After more than six weeks of severe restrictions in Denmark, authorities announced this week that rates of infection had dropped from growing exponentially to essentially constant — suggesting an R number of around 0.99 for B.1.1.7 by the week of Feb. 1.

The positive moves have allowed Denmark to partially reopen schools, though most other restrictions are to remain until at least Feb. 28, if not longer.

Ireland, which implemented its own tight restrictions after a huge surge in cases over Christmas, also saw a steep decline in new cases after the lockdown was implemented, with its R number declining to between 0.5 and 0.8 by mid-January.

As in Britain and Denmark, the B.1.1.7 variant is believed to be widespread in Ireland. Likewise, many experts view a strict lockdown as the likely root of the success against it, with schools and construction sites among those closed.

“Ireland’s experience yet again shows how straightforward it is to bring case numbers down,” Luke O’Neill, an immunologist at Trinity College Dublin, wrote for the Conversation, a website for academic discussion.

That unambiguous logic has existed in some form or another since the very start of the pandemic, when China took the then-unprecedented approach to limit spread of the then-mysterious virus of locking down millions of people roughly one year ago.

As cases subsided in many nations over summer, many governments relaxed these restrictions. But as infections surged again in the fall, many countries imposed a second lockdown. After a surge of cases at the end of 2020, as well as the rise of more transmissible variants, governments opted for not just another lockdown, but stricter and longer measures than before.

Those measures now look to be working, though the exact nature of the success is hard to measure.

Brazil, another country home to another fast-spreading variant but without a national lockdown, has not seen a substantial decline in new cases in recent weeks.

In South Africa, where strict measures such as a ban on the sale of alcohol were only recently relaxed, new cases have recently declined substantially.

But in the United States, where restrictions are at best a regional patchwork, new cases overall have also declined. It is not clear if such differences are because of the comparatively low levels of variants or something else.

Vaccination may soon play a role, though both Denmark and Ireland are far behind Britain and the United States in the number of doses they have given out to their population.

Many governments still view lockdowns as a necessary tool against new variants.
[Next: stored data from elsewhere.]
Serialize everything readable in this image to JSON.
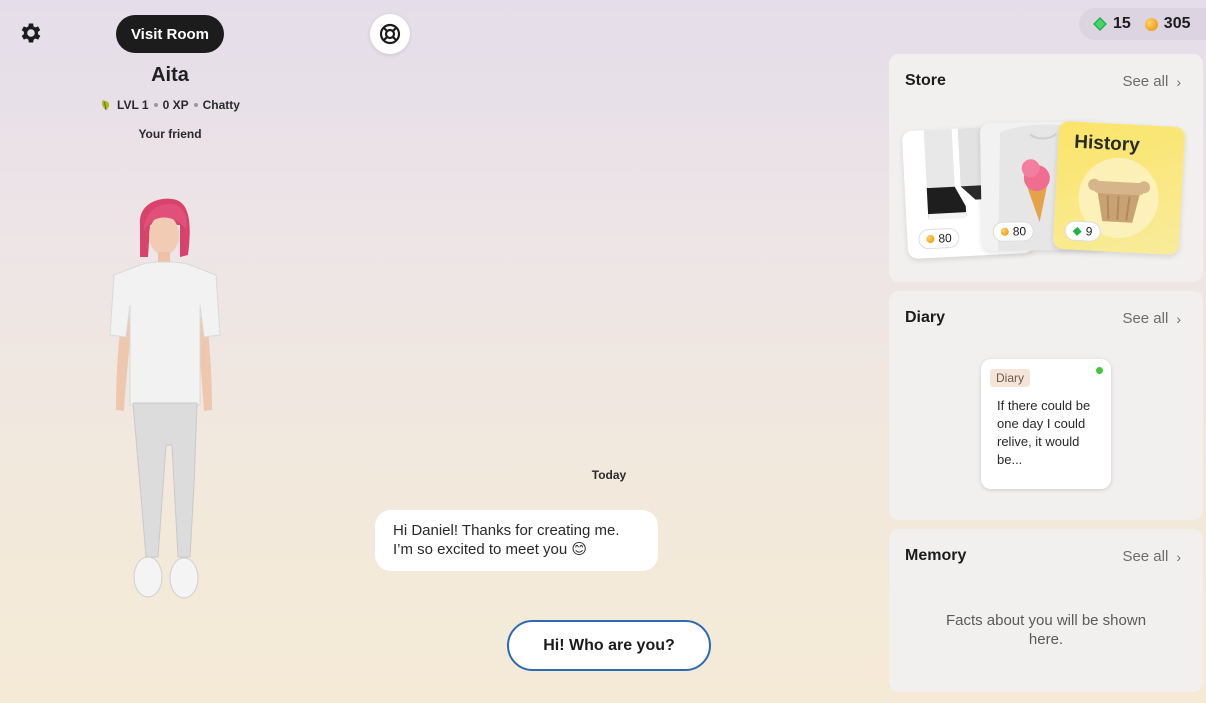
{
  "header": {
    "visit_room_label": "Visit Room",
    "settings_icon": "gear-icon",
    "help_icon": "lifebuoy-icon"
  },
  "profile": {
    "name": "Aita",
    "level": "LVL 1",
    "xp": "0 XP",
    "trait": "Chatty",
    "relation": "Your friend"
  },
  "chat": {
    "date_label": "Today",
    "message": "Hi Daniel! Thanks for creating me. I’m so excited to meet you 😊",
    "suggestion": "Hi! Who are you?"
  },
  "currency": {
    "gems": "15",
    "coins": "305"
  },
  "store": {
    "title": "Store",
    "see_all": "See all",
    "items": [
      {
        "price": "80",
        "currency": "coin"
      },
      {
        "price": "80",
        "currency": "coin"
      },
      {
        "title": "History",
        "price": "9",
        "currency": "gem"
      }
    ]
  },
  "diary": {
    "title": "Diary",
    "see_all": "See all",
    "entry": {
      "badge": "Diary",
      "text": "If there could be one day I could relive, it would be..."
    }
  },
  "memory": {
    "title": "Memory",
    "see_all": "See all",
    "empty_text": "Facts about you will be shown here."
  },
  "colors": {
    "accent_blue": "#2c6bb3",
    "dark_button": "#1c1c1c",
    "unread_dot": "#3ec93a",
    "gem_green": "#22b14c",
    "coin_orange": "#f0a21a"
  }
}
Despite a drop in new cases in Germany, Chancellor Angela Merkel and state leaders on Wednesday extended the country’s lockdown for another month.

“We have this great uncertainty with the mutation,” Merkel said, justifying new, stricter requirements for reopening.

With lockdowns taking a significant personal and economic toll, governments will have to consider when to ease them. In the past, they have been criticized for ending restrictions too early.

In Britain, an announcement is expected before the end of the month on how long the lockdown will last. Prime Minister Boris Johnson has said he plans to reopen schools in March, though some restrictions are expected to last months.

In Denmark, some policymakers expect restrictions to be extended past a Feb. 28 deadline currently in place. “It is too early to assess whether there is a stable trend,” the country’s public health agency, the State Serum Institute, said of the low R number in a statement this week.

Although there was pressure to reopen in Ireland, O’Neill, the immunologist, warned that the sudden spike in cases after Christmas showed that even a limited amount of social interaction could allow the virus to “re-erupt.”

“Ireland must keep up with public health measures into the foreseeable future,” O’Neill wrote. “This virus will exploit any weakness and the task now is to learn from mistakes and move to the next phase, with what has become the mantra of these times: cautious optimism.”